If you scored 14% on a test, most people would consider that a failure. I see it as showing room for improvement. I recently tried to determine my ‘ancestor score’ and it turned out to be 14%. An ancestor score is the percentage of ancestors in 10 generations that I have identified.
Last Saturday, Randy Seaver of the Genea-Musings blog asked his readers to determine their ancestor score so I played along. In 10 generations, a person will have 1,022 direct ancestors. This starts with your parents and walks through grandparents, great grandparents, etc. Once you add yourself, you have 1,023 people.

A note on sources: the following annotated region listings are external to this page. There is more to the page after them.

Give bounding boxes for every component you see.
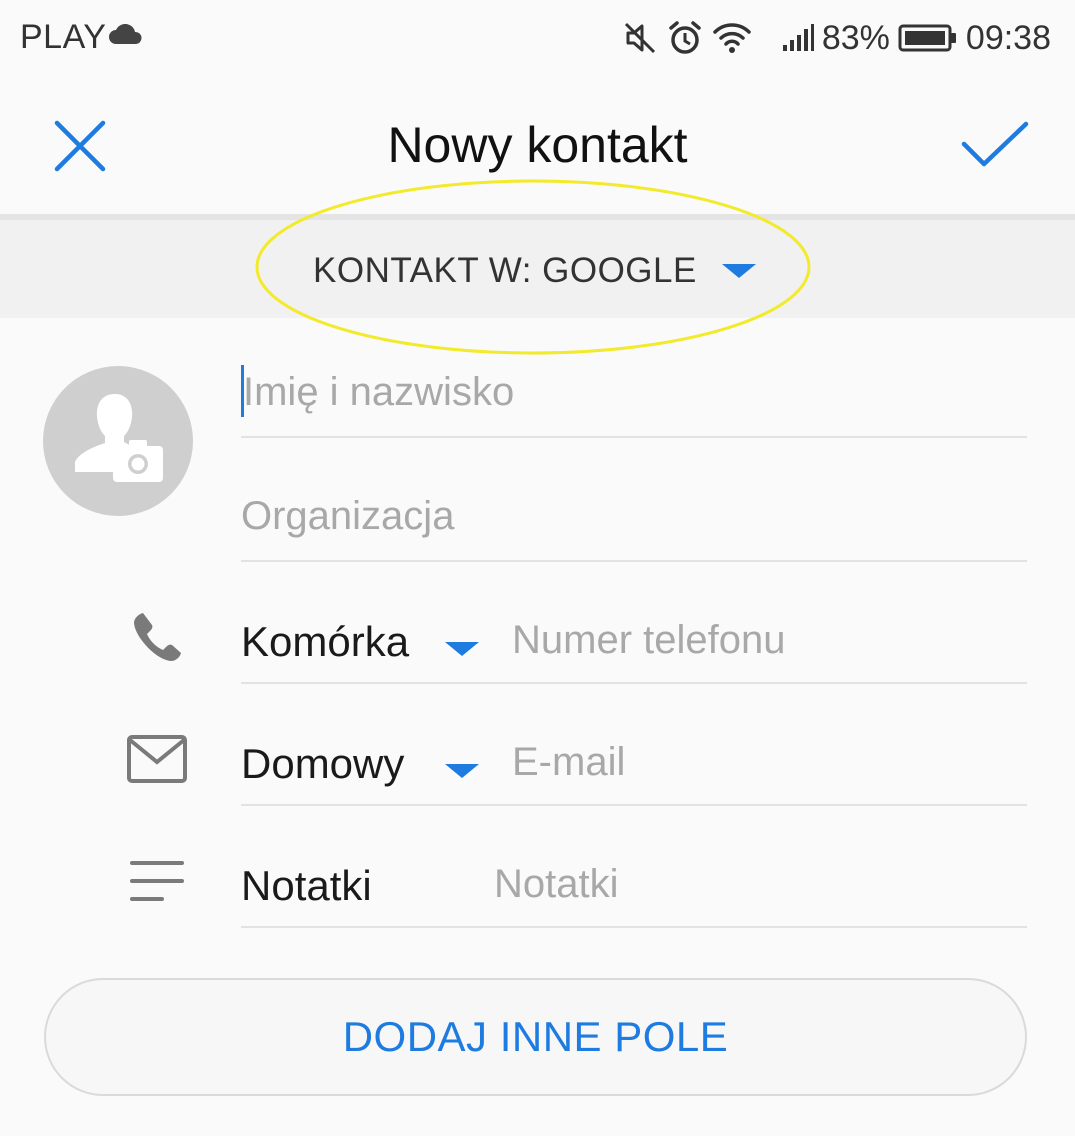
email-row: Domowy (241, 724, 1027, 806)
avatar[interactable] (43, 366, 193, 516)
chevron-down-icon[interactable] (445, 642, 479, 663)
app-bar: Nowy kontakt (0, 78, 1075, 216)
battery-percent: 83% (821, 18, 890, 57)
mute-icon (622, 20, 658, 56)
mail-icon (122, 724, 192, 794)
carrier-name: PLAY (20, 18, 107, 56)
organization-input[interactable] (241, 494, 1027, 539)
organization-field[interactable] (241, 480, 1027, 562)
chevron-down-icon (722, 264, 756, 285)
status-bar: PLAY 83% 09:38 (0, 0, 1075, 78)
phone-type-selector[interactable]: Komórka (241, 618, 409, 666)
notes-label: Notatki (241, 862, 372, 909)
cloud-icon (108, 23, 144, 51)
status-icons: 83% 09:38 (622, 14, 1051, 62)
account-label: KONTAKT W: GOOGLE (313, 251, 697, 290)
add-photo-icon (75, 394, 163, 482)
email-input[interactable] (512, 740, 1012, 785)
name-input[interactable] (241, 370, 1027, 415)
battery-icon (898, 23, 958, 53)
alarm-icon (666, 19, 704, 57)
notes-input[interactable] (494, 862, 994, 907)
clock: 09:38 (965, 18, 1051, 57)
save-button[interactable] (955, 110, 1033, 182)
email-type-selector[interactable]: Domowy (241, 740, 404, 788)
notes-icon (122, 846, 192, 916)
wifi-icon (712, 21, 752, 55)
chevron-down-icon[interactable] (445, 764, 479, 785)
check-icon (961, 121, 1029, 167)
add-field-button[interactable]: DODAJ INNE POLE (44, 978, 1027, 1096)
phone-row: Komórka (241, 602, 1027, 684)
phone-icon (122, 602, 192, 672)
notes-row: Notatki (241, 846, 1027, 928)
phone-input[interactable] (512, 618, 1012, 663)
account-selector[interactable]: KONTAKT W: GOOGLE (0, 220, 1075, 318)
page-title: Nowy kontakt (387, 117, 688, 173)
signal-icon (782, 23, 814, 53)
name-field[interactable] (241, 356, 1027, 438)
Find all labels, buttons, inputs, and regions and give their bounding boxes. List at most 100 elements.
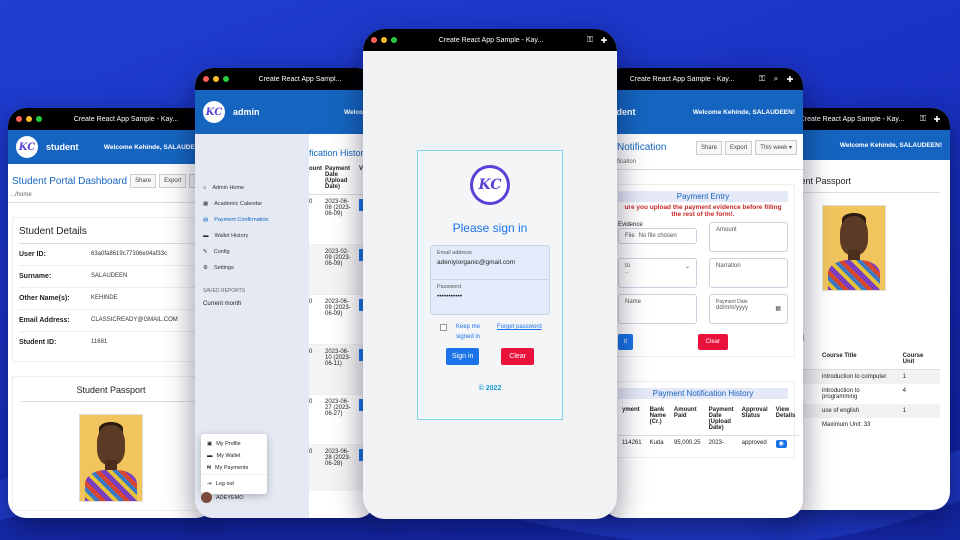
amount-input[interactable]: Amount	[709, 222, 788, 252]
extension-icon: ✚	[933, 114, 941, 124]
evidence-file-input[interactable]: File No file chosen	[618, 228, 697, 244]
detail-label: Surname:	[19, 273, 52, 280]
extension-icon: ✚	[600, 35, 608, 45]
cell: 0	[309, 199, 313, 205]
login-window: Create React App Sample - Kay... ⚿ ✚ KC …	[363, 29, 617, 519]
close-dot-icon[interactable]	[371, 37, 377, 43]
entry-title: Payment Entry	[618, 191, 788, 202]
sidebar-item-settings[interactable]: ⚙ Settings	[195, 260, 309, 276]
calendar-icon: ▦	[775, 306, 781, 312]
student-window: Create React App Sample - Kay... KC stud…	[8, 108, 214, 518]
clear-button[interactable]: Clear	[501, 348, 534, 366]
close-dot-icon[interactable]	[203, 76, 209, 82]
window-title: Create React App Sample - Kay...	[799, 115, 905, 123]
sign-in-button[interactable]: Sign in	[446, 348, 480, 366]
search-icon[interactable]: ⌕	[771, 74, 781, 84]
maximize-dot-icon[interactable]	[391, 37, 397, 43]
narration-label: Narration	[716, 263, 741, 269]
kc-logo-icon[interactable]: KC	[203, 101, 225, 123]
payments-icon: ₦	[207, 465, 211, 471]
bank-select[interactable]: to.. ⌄	[618, 258, 697, 288]
kc-logo-icon[interactable]: KC	[16, 136, 38, 158]
config-icon: ✎	[203, 249, 208, 255]
forgot-password-link[interactable]: Forget password	[497, 323, 542, 333]
password-field[interactable]: Password •••••••••••	[430, 280, 550, 315]
sign-in-heading: Please sign in	[452, 221, 528, 235]
user-menu-dropdown: ▣ My Profile ▬ My Wallet ₦ My Payments ⇥ Log…	[201, 434, 267, 494]
table-row: 114261 Kuda 95,000.25 2023- approved ◉	[618, 436, 799, 452]
date-value: dd/mm/yyyy	[716, 305, 749, 311]
key-icon: ⚿	[919, 114, 927, 123]
student-passport-photo	[822, 205, 886, 291]
col-header: Bank Name (Cr.)	[649, 407, 666, 425]
key-icon: ⚿	[758, 74, 766, 83]
close-dot-icon[interactable]	[16, 116, 22, 122]
passport-title: Student Passport	[21, 385, 201, 402]
login-window-titlebar: Create React App Sample - Kay... ⚿ ✚	[363, 29, 617, 51]
avatar	[201, 492, 212, 503]
sidebar-item-label: Settings	[213, 265, 234, 271]
maximize-dot-icon[interactable]	[223, 76, 229, 82]
student-passport-card: Student Passport	[12, 376, 210, 511]
detail-value: SALAUDEEN	[91, 273, 128, 279]
table-row: 6Maximum Unit: 33	[782, 418, 940, 432]
export-button[interactable]: Export	[159, 174, 187, 188]
wallet-icon: ▬	[203, 233, 209, 239]
amount-label: Amount	[716, 227, 737, 233]
clear-button[interactable]: Clear	[697, 334, 728, 350]
user-account-button[interactable]: ADEYEMO	[201, 492, 244, 503]
minimize-dot-icon[interactable]	[381, 37, 387, 43]
student-details-card: Student Details User ID: 63a0fa8619c77306…	[12, 217, 210, 362]
col-header: Approval Status	[741, 407, 768, 419]
key-icon: ⚿	[586, 35, 594, 44]
email-field[interactable]: Email address adeniyiorganic@gmail.com	[430, 245, 550, 280]
settings-icon: ⚙	[203, 265, 208, 271]
narration-input[interactable]: Narration	[709, 258, 788, 288]
share-button[interactable]: Share	[695, 140, 722, 155]
page-title: Notification	[617, 142, 667, 153]
window-title: Create React App Sample - Kay...	[629, 75, 735, 83]
student-window-titlebar: Create React App Sample - Kay...	[8, 108, 214, 130]
detail-value: 11681	[91, 339, 108, 345]
sidebar-item-wallet-history[interactable]: ▬ Wallet History	[195, 228, 309, 244]
minimize-dot-icon[interactable]	[26, 116, 32, 122]
detail-label: Other Name(s):	[19, 295, 70, 302]
maximize-dot-icon[interactable]	[36, 116, 42, 122]
col-header: Course Title	[822, 353, 857, 359]
calendar-icon: ▦	[203, 201, 209, 207]
cell: 2023-06-28 (2023-06-28)	[325, 449, 351, 467]
cell: 114261	[622, 440, 642, 446]
page-title: Student Portal Dashboard	[12, 175, 128, 187]
view-details-icon[interactable]: ◉	[775, 440, 787, 448]
copyright: © 2022	[478, 385, 502, 393]
name-input[interactable]: Name	[618, 294, 697, 324]
sidebar-item-config[interactable]: ✎ Config	[195, 244, 309, 260]
sidebar-item-admin-home[interactable]: ⌂ Admin Home	[195, 180, 309, 196]
menu-item-my-profile[interactable]: ▣ My Profile	[201, 438, 267, 450]
file-button[interactable]: File	[625, 233, 635, 239]
cell: 2023-06-08 (2023-06-09)	[325, 199, 351, 217]
kc-logo-icon: KC	[470, 165, 510, 205]
menu-item-log-out[interactable]: ⇥ Log out	[201, 475, 267, 490]
sidebar-item-academic-calendar[interactable]: ▦ Academic Calendar	[195, 196, 309, 212]
sidebar-item-payment-confirmation[interactable]: ▤ Payment Confirmation	[195, 212, 309, 228]
share-button[interactable]: Share	[130, 174, 157, 188]
wallet-icon: ▬	[207, 453, 213, 459]
payment-history-card: Payment Notification History yment Bank …	[611, 381, 800, 458]
chevron-down-icon: ▾	[788, 145, 792, 151]
saved-report-current-month[interactable]: Current month	[195, 298, 309, 310]
payment-date-input[interactable]: Payment Date dd/mm/yyyy ▦	[709, 294, 788, 324]
export-button[interactable]: Export	[724, 140, 753, 155]
menu-item-my-wallet[interactable]: ▬ My Wallet	[201, 450, 267, 462]
details-row: Student ID: 11681	[19, 332, 203, 353]
remember-me-checkbox[interactable]	[440, 324, 447, 331]
payment-icon: ▤	[203, 217, 209, 223]
minimize-dot-icon[interactable]	[213, 76, 219, 82]
top-nav-bar: KC admin Welcon	[195, 90, 375, 134]
password-value: •••••••••••	[437, 293, 463, 300]
submit-button[interactable]: it	[618, 334, 633, 350]
registered-courses-title: tered	[782, 333, 940, 349]
range-dropdown[interactable]: This week ▾	[755, 140, 797, 155]
window-title: Create React App Sample - Kay...	[73, 115, 179, 123]
menu-item-my-payments[interactable]: ₦ My Payments	[201, 462, 267, 475]
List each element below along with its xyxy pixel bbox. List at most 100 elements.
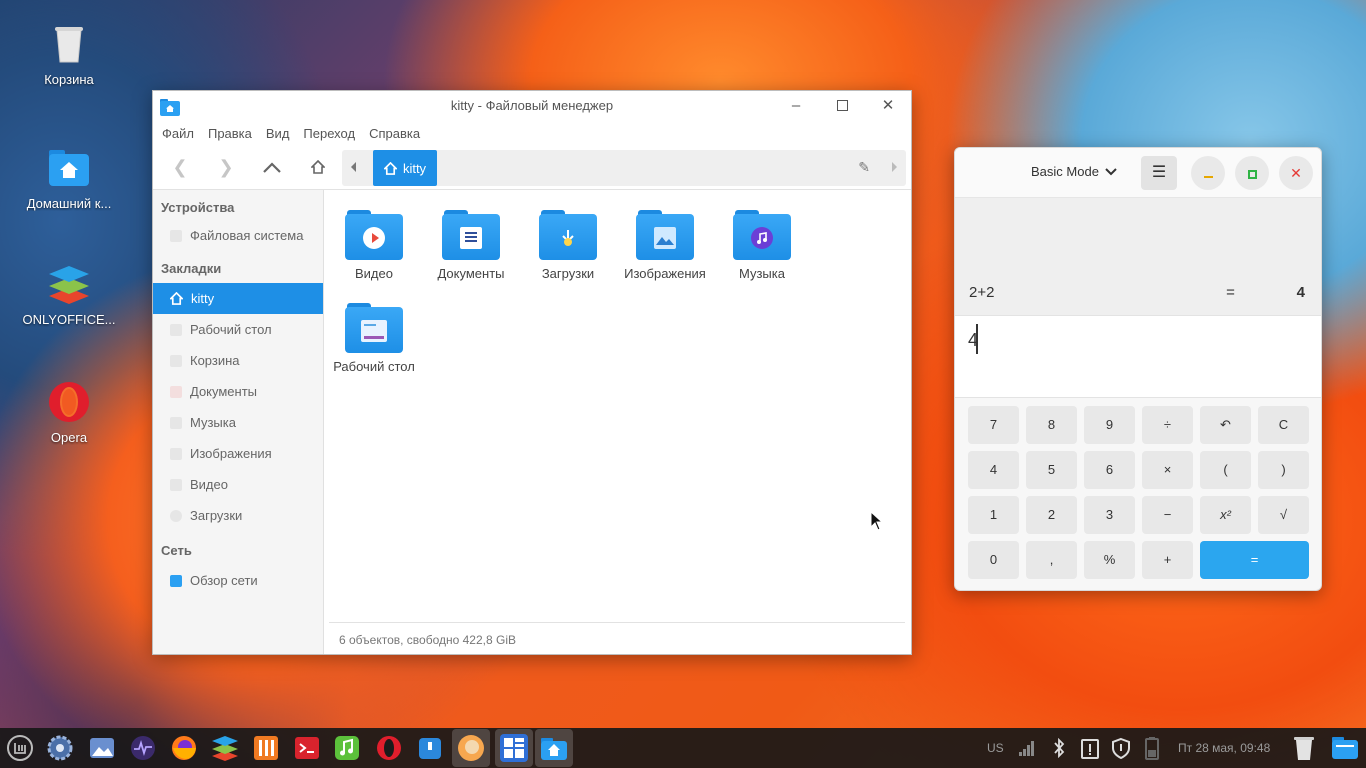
maximize-button[interactable] — [831, 96, 853, 116]
terminal-icon[interactable] — [293, 734, 321, 762]
file-label: Рабочий стол — [333, 359, 415, 374]
key-1[interactable]: 1 — [968, 496, 1019, 534]
key-subtract[interactable]: − — [1142, 496, 1193, 534]
folder-pictures[interactable]: Изображения — [619, 210, 711, 281]
onlyoffice-icon[interactable] — [211, 734, 239, 762]
sidebar-item-pictures[interactable]: Изображения — [153, 438, 323, 469]
key-4[interactable]: 4 — [968, 451, 1019, 489]
firefox-private-task[interactable] — [452, 729, 490, 767]
home-button[interactable] — [304, 153, 332, 181]
key-sqrt[interactable]: √ — [1258, 496, 1309, 534]
sidebar-item-downloads[interactable]: Загрузки — [153, 500, 323, 531]
folder-music[interactable]: Музыка — [716, 210, 808, 281]
mode-selector[interactable]: Basic Mode — [1031, 164, 1117, 179]
minimize-button[interactable]: – — [785, 96, 807, 116]
update-manager-icon[interactable] — [1080, 737, 1100, 759]
key-decimal[interactable]: , — [1026, 541, 1077, 579]
sidebar-item-music[interactable]: Музыка — [153, 407, 323, 438]
folder-documents[interactable]: Документы — [425, 210, 517, 281]
folder-downloads[interactable]: Загрузки — [522, 210, 614, 281]
calculator-input[interactable]: 4 — [955, 316, 1321, 398]
trash-icon[interactable] — [1291, 734, 1317, 762]
calculator-task[interactable] — [495, 729, 533, 767]
sidebar-item-network[interactable]: Обзор сети — [153, 565, 323, 596]
sidebar-item-documents[interactable]: Документы — [153, 376, 323, 407]
menu-button[interactable]: ☰ — [1141, 156, 1177, 190]
key-0[interactable]: 0 — [968, 541, 1019, 579]
equalizer-app-icon[interactable] — [252, 734, 280, 762]
calculator-header[interactable]: Basic Mode ☰ ✕ — [955, 148, 1321, 198]
key-9[interactable]: 9 — [1084, 406, 1135, 444]
battery-icon[interactable] — [1143, 736, 1161, 760]
key-add[interactable]: + — [1142, 541, 1193, 579]
trash-icon — [170, 354, 182, 367]
opera-icon[interactable] — [375, 734, 403, 762]
calculator-icon — [500, 734, 528, 762]
archive-manager-icon[interactable] — [416, 734, 444, 762]
image-viewer-icon[interactable] — [88, 734, 116, 762]
menu-help[interactable]: Справка — [369, 126, 420, 141]
sidebar-item-videos[interactable]: Видео — [153, 469, 323, 500]
folder-desktop[interactable]: Рабочий стол — [328, 303, 420, 374]
menu-bar: Файл Правка Вид Переход Справка — [153, 121, 911, 145]
menu-edit[interactable]: Правка — [208, 126, 252, 141]
bluetooth-icon[interactable] — [1052, 738, 1066, 758]
file-manager-task[interactable] — [535, 729, 573, 767]
close-button[interactable]: ✕ — [1279, 156, 1313, 190]
key-multiply[interactable]: × — [1142, 451, 1193, 489]
back-button[interactable]: ❮ — [166, 153, 194, 181]
show-desktop-icon[interactable] — [1330, 735, 1360, 761]
close-button[interactable]: ✕ — [877, 96, 899, 116]
key-percent[interactable]: % — [1084, 541, 1135, 579]
breadcrumb-kitty[interactable]: kitty — [373, 150, 437, 186]
title-bar[interactable]: kitty - Файловый менеджер – ✕ — [153, 91, 911, 121]
key-square[interactable]: x² — [1200, 496, 1251, 534]
history-entry[interactable]: 2+2 = 4 — [969, 284, 1305, 301]
edit-path-icon[interactable]: ✎ — [858, 159, 870, 176]
up-button[interactable] — [258, 153, 286, 181]
minimize-button[interactable] — [1191, 156, 1225, 190]
sidebar-item-label: Изображения — [190, 446, 272, 461]
desktop-icon-opera[interactable]: Opera — [19, 380, 119, 445]
menu-go[interactable]: Переход — [303, 126, 355, 141]
key-2[interactable]: 2 — [1026, 496, 1077, 534]
sidebar-item-trash[interactable]: Корзина — [153, 345, 323, 376]
key-8[interactable]: 8 — [1026, 406, 1077, 444]
key-5[interactable]: 5 — [1026, 451, 1077, 489]
settings-gear-icon[interactable] — [46, 734, 74, 762]
path-scroll-left-icon[interactable] — [351, 162, 356, 172]
desktop-icon-onlyoffice[interactable]: ONLYOFFICE... — [19, 262, 119, 327]
key-close-paren[interactable]: ) — [1258, 451, 1309, 489]
sidebar-item-kitty[interactable]: kitty — [153, 283, 323, 314]
shield-icon[interactable] — [1110, 737, 1132, 759]
home-icon — [383, 161, 397, 175]
folder-videos[interactable]: Видео — [328, 210, 420, 281]
clock[interactable]: Пт 28 мая, 09:48 — [1178, 728, 1270, 768]
path-scroll-right-icon[interactable] — [892, 162, 897, 172]
key-6[interactable]: 6 — [1084, 451, 1135, 489]
maximize-button[interactable] — [1235, 156, 1269, 190]
sidebar-item-desktop[interactable]: Рабочий стол — [153, 314, 323, 345]
mouse-cursor-icon — [870, 511, 884, 531]
menu-view[interactable]: Вид — [266, 126, 290, 141]
network-signal-icon[interactable] — [1018, 739, 1036, 757]
key-clear[interactable]: C — [1258, 406, 1309, 444]
forward-button[interactable]: ❯ — [212, 153, 240, 181]
desktop-icon-trash[interactable]: Корзина — [19, 22, 119, 87]
key-7[interactable]: 7 — [968, 406, 1019, 444]
system-monitor-icon[interactable] — [129, 734, 157, 762]
key-undo[interactable]: ↶ — [1200, 406, 1251, 444]
firefox-icon[interactable] — [170, 734, 198, 762]
mint-menu-icon[interactable] — [6, 734, 34, 762]
music-player-icon[interactable] — [333, 734, 361, 762]
key-equals[interactable]: = — [1200, 541, 1309, 579]
sidebar-item-label: Музыка — [190, 415, 236, 430]
key-3[interactable]: 3 — [1084, 496, 1135, 534]
key-divide[interactable]: ÷ — [1142, 406, 1193, 444]
mode-label: Basic Mode — [1031, 164, 1099, 179]
sidebar-item-filesystem[interactable]: Файловая система — [153, 220, 323, 251]
desktop-icon-home[interactable]: Домашний к... — [19, 146, 119, 211]
keyboard-layout[interactable]: US — [987, 728, 1004, 768]
key-open-paren[interactable]: ( — [1200, 451, 1251, 489]
menu-file[interactable]: Файл — [162, 126, 194, 141]
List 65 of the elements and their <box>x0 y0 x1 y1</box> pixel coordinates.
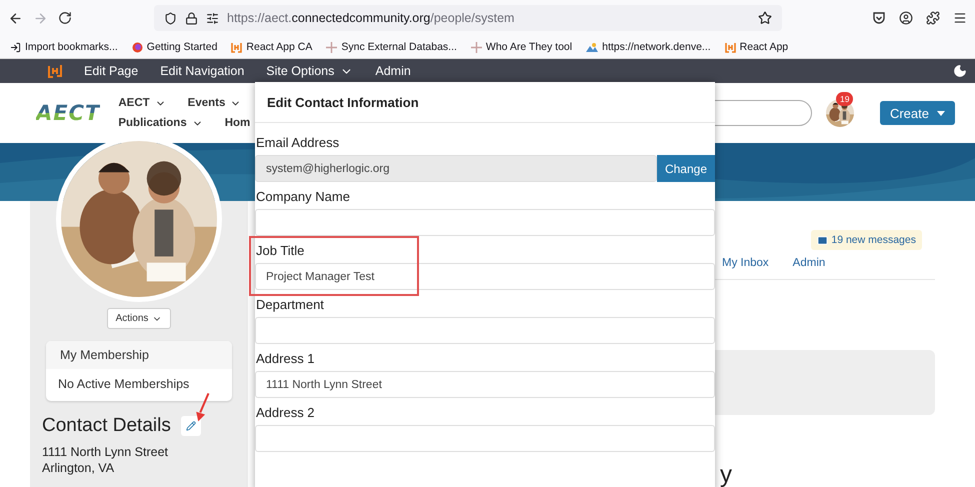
dialog-title: Edit Contact Information <box>255 82 715 123</box>
shield-icon <box>164 12 177 24</box>
pencil-icon <box>186 421 196 431</box>
bookmark-link[interactable]: React App CA <box>231 41 312 53</box>
notification-badge: 19 <box>836 92 854 106</box>
extensions-icon[interactable] <box>926 11 940 25</box>
text-field[interactable] <box>255 425 715 452</box>
cross-icon <box>470 42 482 52</box>
address-line: 1111 North Lynn Street <box>42 445 168 459</box>
change-button[interactable]: Change <box>657 155 715 182</box>
bracket-logo-icon[interactable] <box>48 64 62 78</box>
field-label: Company Name <box>255 189 351 204</box>
nav-link[interactable]: Publications <box>118 117 203 129</box>
mountain-icon <box>586 42 598 52</box>
create-button[interactable]: Create <box>880 101 955 125</box>
browser-logo-icon <box>132 42 143 52</box>
edit-button[interactable] <box>180 416 201 436</box>
field-label: Address 1 <box>255 351 316 366</box>
membership-title: My Membership <box>46 341 232 369</box>
actions-button[interactable]: Actions <box>106 308 172 329</box>
text-field[interactable]: Project Manager Test <box>255 263 715 290</box>
profile-tab[interactable]: My Inbox <box>722 257 769 273</box>
nav-link[interactable]: AECT <box>118 97 166 109</box>
address-bar[interactable]: https://aect.connectedcommunity.org/people/system <box>154 5 782 31</box>
bookmark-link[interactable]: Getting Started <box>132 41 218 53</box>
contact-heading: Contact Details <box>42 415 171 437</box>
field-label: Address 2 <box>255 405 316 420</box>
bracket-logo-icon <box>231 42 242 52</box>
admin-menu-item[interactable]: Site Options <box>266 64 354 78</box>
text-field[interactable] <box>255 317 715 344</box>
email-field[interactable]: system@higherlogic.org <box>255 155 657 182</box>
membership-status: No Active Memberships <box>57 376 190 393</box>
permissions-icon[interactable] <box>206 12 219 24</box>
nav-link[interactable]: Events <box>188 97 242 109</box>
admin-menu-item[interactable]: Edit Page <box>84 64 138 78</box>
url-text: https://aect.connectedcommunity.org/people/system <box>227 11 516 25</box>
import-icon <box>10 42 21 52</box>
reload-icon[interactable] <box>58 11 72 25</box>
profile-tab[interactable]: Admin <box>792 257 826 273</box>
admin-menu-item[interactable]: Admin <box>375 64 411 78</box>
bracket-logo-icon <box>724 42 736 52</box>
text-field[interactable] <box>255 209 715 236</box>
bookmark-link[interactable]: https://network.denve... <box>586 41 711 53</box>
pocket-icon[interactable] <box>872 11 886 25</box>
field-label: Job Title <box>255 243 306 258</box>
admin-menu-item[interactable]: Edit Navigation <box>160 64 244 78</box>
heading-text: y <box>720 461 732 487</box>
field-label: Department <box>255 297 325 312</box>
messages-badge[interactable]: 19 new messages <box>811 230 922 250</box>
bookmark-link[interactable]: Who Are They tool <box>470 41 572 53</box>
address-line: Arlington, VA <box>42 461 116 475</box>
moon-icon[interactable] <box>953 64 967 78</box>
bookmark-link[interactable]: React App <box>724 41 788 53</box>
bookmark-star-icon[interactable] <box>758 11 772 25</box>
account-icon[interactable] <box>899 11 913 25</box>
lock-icon <box>185 12 198 24</box>
menu-icon[interactable] <box>953 11 967 25</box>
back-icon[interactable] <box>8 10 23 26</box>
field-label: Email Address <box>255 135 340 150</box>
caret-icon <box>937 110 945 116</box>
bookmark-link[interactable]: Import bookmarks... <box>10 41 118 53</box>
cross-icon <box>326 42 338 52</box>
text-field[interactable]: 1111 North Lynn Street <box>255 371 715 398</box>
bookmark-link[interactable]: Sync External Databas... <box>326 41 457 53</box>
nav-link[interactable]: Hom <box>224 117 250 129</box>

I had no problem counting the people in my family tree through the 6th generation, but after that, it becomes difficult to count everyone. After all, a person has 64 4x great grandparents. To ease the burden, I created what is called an Ahnentafel Report. An Ahnentafel Report can be created in most genealogy software programs and places all of the direct ancestors of a particular person (in this case me) in numeric order. It becomes very easy to determine how many ancestors of each generation you have.
You can see my results below. Overall, I don’t consider my score to be horrendous as I have 100% of my ancestors identified through 6 generations and 75% identified through 7 generations. For most people, the 7th generation leads back to the early 1800’s. So I don’t consider this to be a poor score; it just means that I have much more research to do!